Mailing List Archives
Authenticated access
|
|
|
[Date Prev][Date Next][Thread Prev][Thread Next][Date Index][Thread Index]
[HTCondor-users] Issues with transferring files from URLs
- Date: Mon, 03 Nov 2014 14:51:13 +0000
- From: Brian Candler <b.candler@xxxxxxxxx>
- Subject: [HTCondor-users] Issues with transferring files from URLs
A couple of questions, maybe bugs.
(1) Running a personal condor (8.0.7), given the following submit file
(foo.sub) with the input from a URL:
universe = vanilla
executable = /bin/sh
arguments = "'-c' 'cat condor_submit.html'"
transfer_executable = no
transfer_input_files =
http://research.cs.wisc.edu/htcondor/manual/current/condor_submit.html
output = foo.out
error = foo.err
queue
I find that the file is not transferred at all. foo.err says:
cat: condor_submit.html: No such file or directory
The documentation says:
"For vanilla and vm universe jobs only, a file may be specified by
giving a URL, instead of a file name. The implementation for URL
transfers requires both configuration and available plug-in."
but these are indeed present (/etc/condor/condor_config has
FILETRANSFER_PLUGINS which includes /usr/lib/condor/libexec/curl_plugin)
WORKAROUND: I was able to make it work by setting "should_transfer_files
= yes".
However, is this right? Surely a URL should always be fetched,
regardless of whether or not you are in the same filesystem domain,
since URLs don't appear in the filesystem anyway?
(2) Given a unimplemented URL scheme (like "https"), I found a
difference between my test personal condor node and my production condor
node. The former would leave the job idle because of a classAd matching
condition which was never true:
1 ( TARGET.HasFileTransfer &&
stringListMember("https",HasFileTransferPluginMethods) )

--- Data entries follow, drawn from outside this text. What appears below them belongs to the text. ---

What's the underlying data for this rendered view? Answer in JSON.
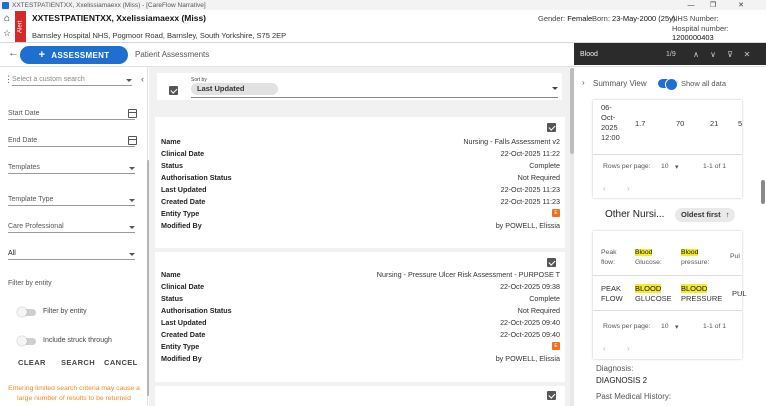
{
  "window": {
    "title": "XXTESTPATIENTXX, Xxelissiamaexx (Miss) - [CareFlow Narrative]"
  },
  "patient": {
    "name": "XXTESTPATIENTXX, Xxelissiamaexx (Miss)",
    "address": "Barnsley Hospital NHS, Pogmoor Road, Barnsley, South Yorkshire, S75 2EP",
    "alert_label": "Alert",
    "gender_label": "Gender:",
    "gender": "Female",
    "born_label": "Born:",
    "born": "23-May-2000 (25y)",
    "nhs_label": "NHS Number:",
    "nhs": "",
    "hospital_label": "Hospital number:",
    "hospital": "1200000403"
  },
  "toolbar": {
    "assessment_label": "ASSESSMENT",
    "breadcrumb": "Patient Assessments"
  },
  "find": {
    "query": "Blood",
    "count": "1/9"
  },
  "filters": {
    "search_placeholder": "Select a custom search",
    "start_date": "Start Date",
    "end_date": "End Date",
    "templates": "Templates",
    "template_type": "Template Type",
    "care_professional": "Care Professional",
    "all": "All",
    "filter_by_entity_heading": "Filter by entity",
    "filter_by_entity_toggle": "Filter by entity",
    "include_struck": "Include struck through",
    "clear": "CLEAR",
    "search": "SEARCH",
    "cancel": "CANCEL",
    "warning": "Entering limited search criteria may cause a large number of results to be returned"
  },
  "sort": {
    "label": "Sort by",
    "value": "Last Updated"
  },
  "labels": {
    "name": "Name",
    "clinical_date": "Clinical Date",
    "status": "Status",
    "authorisation_status": "Authorisation Status",
    "last_updated": "Last Updated",
    "created_date": "Created Date",
    "entity_type": "Entity Type",
    "modified_by": "Modified By"
  },
  "results": [
    {
      "name": "Nursing - Falls Assessment v2",
      "clinical_date": "22-Oct-2025 11:22",
      "status": "Complete",
      "authorisation_status": "Not Required",
      "last_updated": "22-Oct-2025 11:23",
      "created_date": "22-Oct-2025 11:23",
      "entity_badge": "E",
      "modified_by": "by POWELL, Elissia"
    },
    {
      "name": "Nursing - Pressure Ulcer Risk Assessment - PURPOSE T",
      "clinical_date": "22-Oct-2025 09:38",
      "status": "Complete",
      "authorisation_status": "Not Required",
      "last_updated": "22-Oct-2025 09:40",
      "created_date": "22-Oct-2025 09:40",
      "entity_badge": "E",
      "modified_by": "by POWELL, Elissia"
    }
  ],
  "summary": {
    "title": "Summary View",
    "show_all": "Show all data",
    "top_table": {
      "date": [
        "06-",
        "Oct-",
        "2025",
        "12:00"
      ],
      "values": [
        "1.7",
        "70",
        "21",
        "5"
      ],
      "rows_per_page_label": "Rows per page:",
      "rows_per_page": "10",
      "range": "1-1 of 1"
    },
    "other": {
      "title": "Other Nursi...",
      "sort": "Oldest first",
      "headers": [
        {
          "line1": "Peak",
          "line2": "flow:"
        },
        {
          "line1": "Blood",
          "line2": "Glucose:"
        },
        {
          "line1": "Blood",
          "line2": "pressure:"
        },
        {
          "line1": "Pul",
          "line2": ""
        }
      ],
      "values": [
        {
          "line1": "PEAK",
          "line2": "FLOW"
        },
        {
          "line1": "BLOOD",
          "line2": "GLUCOSE"
        },
        {
          "line1": "BLOOD",
          "line2": "PRESSURE"
        },
        {
          "line1": "PUL",
          "line2": ""
        }
      ],
      "rows_per_page_label": "Rows per page:",
      "rows_per_page": "10",
      "range": "1-1 of 1"
    },
    "diagnosis_label": "Diagnosis:",
    "diagnosis_value": "DIAGNOSIS 2",
    "pmh_label": "Past Medical History:"
  },
  "colors": {
    "accent": "#1f6fd1",
    "alert": "#d62828",
    "warning": "#f08a24",
    "highlight": "#f2ec2a",
    "entity": "#f06f1c"
  }
}
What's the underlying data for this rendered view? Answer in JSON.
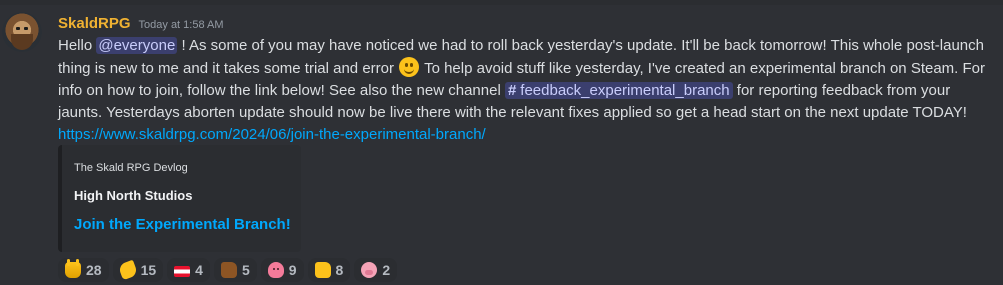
{
  "message": {
    "avatar_icon": "bearded-man-avatar",
    "username": "SkaldRPG",
    "username_color": "#f0b232",
    "timestamp": "Today at 1:58 AM",
    "text_1": "Hello ",
    "mention": "@everyone",
    "text_2": " ! As some of you may have noticed we had to roll back yesterday's update. It'll be back tomorrow! This whole post-launch thing is new to me and it takes some trial and error ",
    "emoji_icon": "slightly-smiling-face-emoji",
    "text_3": " To help avoid stuff like yesterday, I've created an experimental branch on Steam. For info on how to join, follow the link below! See also the new channel ",
    "channel_hash": "#",
    "channel_name": "feedback_experimental_branch",
    "text_4": " for reporting feedback from your jaunts. Yesterdays aborten update should now be live there with the relevant fixes applied so get a head start on the next update TODAY! ",
    "link": "https://www.skaldrpg.com/2024/06/join-the-experimental-branch/",
    "link_color": "#00a8fc"
  },
  "embed": {
    "provider": "The Skald RPG Devlog",
    "author": "High North Studios",
    "title": "Join the Experimental Branch!"
  },
  "reactions": [
    {
      "icon": "sign-of-the-horns-emoji",
      "count": "28"
    },
    {
      "icon": "flexed-biceps-emoji",
      "count": "15"
    },
    {
      "icon": "austria-flag-emoji",
      "count": "4"
    },
    {
      "icon": "thumbs-up-brown-emoji",
      "count": "5"
    },
    {
      "icon": "pink-blob-emoji",
      "count": "9"
    },
    {
      "icon": "thumbs-up-emoji",
      "count": "8"
    },
    {
      "icon": "pig-face-emoji",
      "count": "2"
    }
  ]
}
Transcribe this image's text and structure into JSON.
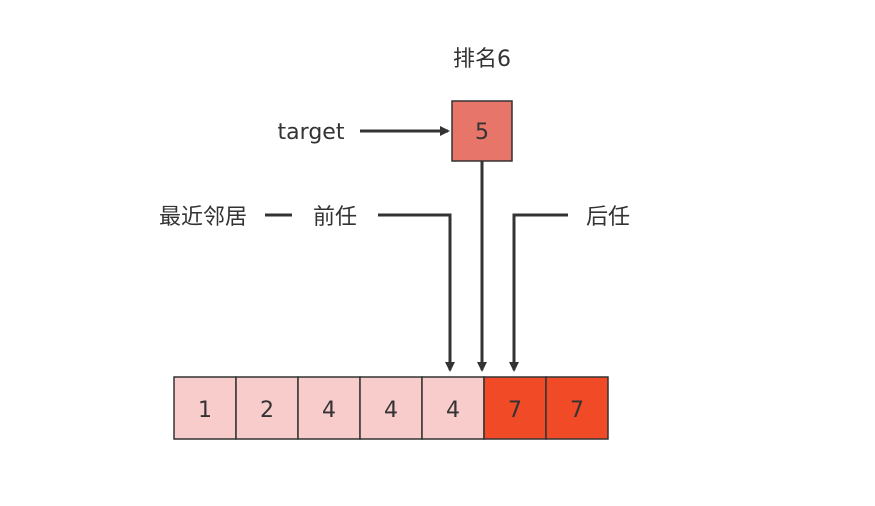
{
  "diagram": {
    "rank_label": "排名6",
    "target_label": "target",
    "target_value": "5",
    "nearest_label": "最近邻居",
    "prev_label": "前任",
    "next_label": "后任",
    "array": [
      {
        "value": "1",
        "highlight": false
      },
      {
        "value": "2",
        "highlight": false
      },
      {
        "value": "4",
        "highlight": false
      },
      {
        "value": "4",
        "highlight": false
      },
      {
        "value": "4",
        "highlight": false
      },
      {
        "value": "7",
        "highlight": true
      },
      {
        "value": "7",
        "highlight": true
      }
    ],
    "colors": {
      "normal_cell": "#f9cccc",
      "highlight_cell": "#f04a26",
      "target_cell": "#e8756a",
      "arrow": "#333333"
    }
  }
}
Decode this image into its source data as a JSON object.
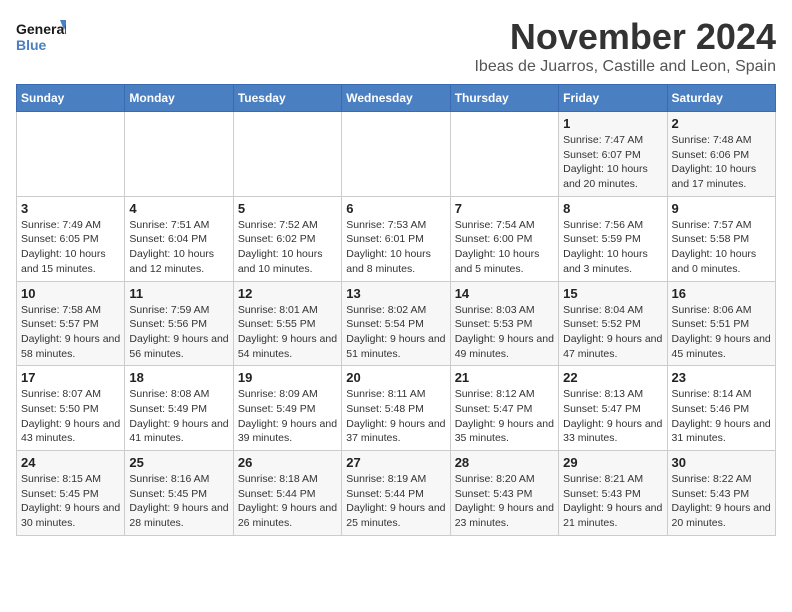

but the latter puts the job into a "held" (H) state, saying
Hold reason: Error from slot1@xxxxxxxxxxxxxxxx: STARTER at 192.168.6.42
failed to receive file /var/lib/condor/execute/dir_24716/xxxx.xxxx:
FILETRANSFER:1:FILETRANSFER: plugin for type https not found!
(Aside: if a plugin for https is not present, wouldn't it be better to
abort the job rather than put it into a 'held' state indefinitely, as
this isn't a condition which is likely to fix itself?)
Anyway, I managed to drill down to find the difference, and it turns out
to be different behaviour depending on whether you set
should_transfer_files = if_needed
or
should_transfer_files = yes
I cannot find this behaviour documented anywhere. Looking at
http://research.cs.wisc.edu/htcondor/manual/current/2_5Submitting_Job.html#SECTION00354000000000000000
it says the default value is "should_transfer_files = if_needed" and
this will enable the file transfer mechanism if the machines are in
different filesystem domains. This implies to me that if the machines
are in different filesystem domains this should behave the same as
"should_transfer_files = yes", but actually the generated requirements
expressions are different in these two cases.
You can reproduce it with the following test case:
---- bar.sub ----
universe = vanilla
executable = /bin/sh
arguments = "-c true"
transfer_executable = no
transfer_input_files = https://example.net/
should_transfer_files = if_needed
#should_transfer_files = yes
error = bar.err
requirements = ( TARGET.Machine == "nonexistent" )
queue
--------
Submit with "condor_submit bar.sub" then use "condor_q -analyze <pid>"
[Results with should_transfer_files = if_needed]
The Requirements expression for your job is:
( ( TARGET.Machine == "nonexistent" ) ) && ( TARGET.Arch ==
"X86_64" ) &&
( TARGET.OpSys == "LINUX" ) && ( TARGET.Disk >= RequestDisk ) &&
( TARGET.Memory >= RequestMemory ) && ( ( TARGET.HasFileTransfer ) ||
( TARGET.FileSystemDomain == MY.FileSystemDomain ) )
[Results with should_transfer_files = yes]
The Requirements expression for your job is:
( ( TARGET.Machine == "nonexistent" ) ) && ( TARGET.Arch ==
"X86_64" ) &&
( TARGET.OpSys == "LINUX" ) && ( TARGET.Disk >= RequestDisk ) &&
( TARGET.Memory >= RequestMemory ) && ( TARGET.HasFileTransfer &&
stringListMember("https",HasFileTransferPluginMethods) )
This to me also seems like a bug, as I was expecting
should_transfer_files = (yes|if_needed) to behave the same when the
nodes are in different filesystem domains. But if it's not, I think it
should be documented accordingly.
To me the correct behaviour would be something like this:
- if any input or output file is a URL, then add
stringListMember("<scheme>",HasFileTransferPluginMethods) to the
requirements
- if should_transfer_files = yes, then add ( TARGET.HasFileTransfer )
- if should_transfer_files = if_needed, then add
( ( TARGET.HasFileTransfer ) ||
( TARGET.FileSystemDomain == MY.FileSystemDomain ) )
Regards,
Brian Candler.